Folha de S.Paulo

Viagem ao século 13

- Ruy Castro

rio de janeiro Antes das eleições, pessoas me falaram de seu temor. Se desse Fernando Haddad, iríamos nos tornar uma grande Venezuela. Se desse Bolsonaro, iríamos direto para o século 13, com toda a fama de atraso medieval deste século. A primeira hipótese passou longe —ao contrário, a Venezuela é que ameaça se mudar para o Brasil. Já a do século 13, por algumas declaraçõe­s do presidente eleito, ainda não foi afastada. Sabendo disso, resolvi dar um pulo até o dito século para ver como eram as coisas.

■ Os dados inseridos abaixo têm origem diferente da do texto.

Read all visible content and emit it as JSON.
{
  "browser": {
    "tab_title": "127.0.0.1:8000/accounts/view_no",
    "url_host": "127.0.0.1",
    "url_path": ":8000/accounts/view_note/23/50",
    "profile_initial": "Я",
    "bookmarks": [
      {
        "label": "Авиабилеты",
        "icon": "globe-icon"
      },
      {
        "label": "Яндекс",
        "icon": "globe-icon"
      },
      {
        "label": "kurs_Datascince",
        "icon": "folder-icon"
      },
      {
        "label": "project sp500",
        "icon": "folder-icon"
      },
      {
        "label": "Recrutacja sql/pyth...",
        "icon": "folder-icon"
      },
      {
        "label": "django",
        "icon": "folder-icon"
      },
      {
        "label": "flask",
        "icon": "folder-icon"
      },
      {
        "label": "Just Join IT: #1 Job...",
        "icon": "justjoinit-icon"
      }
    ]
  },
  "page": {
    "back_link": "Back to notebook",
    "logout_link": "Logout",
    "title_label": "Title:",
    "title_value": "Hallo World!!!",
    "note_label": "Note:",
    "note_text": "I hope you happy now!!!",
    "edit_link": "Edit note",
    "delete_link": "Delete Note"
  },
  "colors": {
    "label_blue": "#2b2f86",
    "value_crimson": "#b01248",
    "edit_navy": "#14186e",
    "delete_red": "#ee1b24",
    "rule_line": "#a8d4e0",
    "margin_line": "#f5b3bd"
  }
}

Foi nele que os algarismos arábicos chegaram à Europa, facilitand­o que se escrevesse, por exemplo, 2018 —até então, era MMXVIII. Foi ainda no século 13 (ou XIII, para os resistente­s aos arábicos) que os venezianos aperfeiçoa­ram os óculos, embora só para leitura —os míopes, como eu, tiveram de esperar 200 anos para enxergar direito. E foi também quando apareceram nas igrejas europeias os primeiros relógios mecânicos, que funcionava­m sem ajuda externa como o sol ou a água — ótimo, mas, com isso, o mercado de ampulhetas entrou numa crise da qual nunca se recuperou.

O século 13 viu em Londres a assinatura, pelo rei João, da Carta Magna, que limitou o poder do soberano e reconheceu os direitos dos cidadãos. O rei não fez isto porque era bonzinho, mas porque foi forçado por seus barões. O artigo 39 da Carta Magna instituiu o julgamento com júri, até hoje a base das melhores democracia­s. Apesar disso, o rei João não teve boa vida —foi no seu reinado que surgiu Robin Hood, o arqueiro que roubava dos ricos para dar aos pobres e, 700 anos depois, consagrari­a Errol Flynn.

E em qual século viveram São Francisco de Assis, Santo Tomás de Aquino, Dante e Marco Polo? No 13. Donde de onde saiu essa fama de século das trevas?

Talvez do fato de ter sido também o século em que viveu Gengis Khan e se inventaram a mina explosiva, o canhão e o hospício.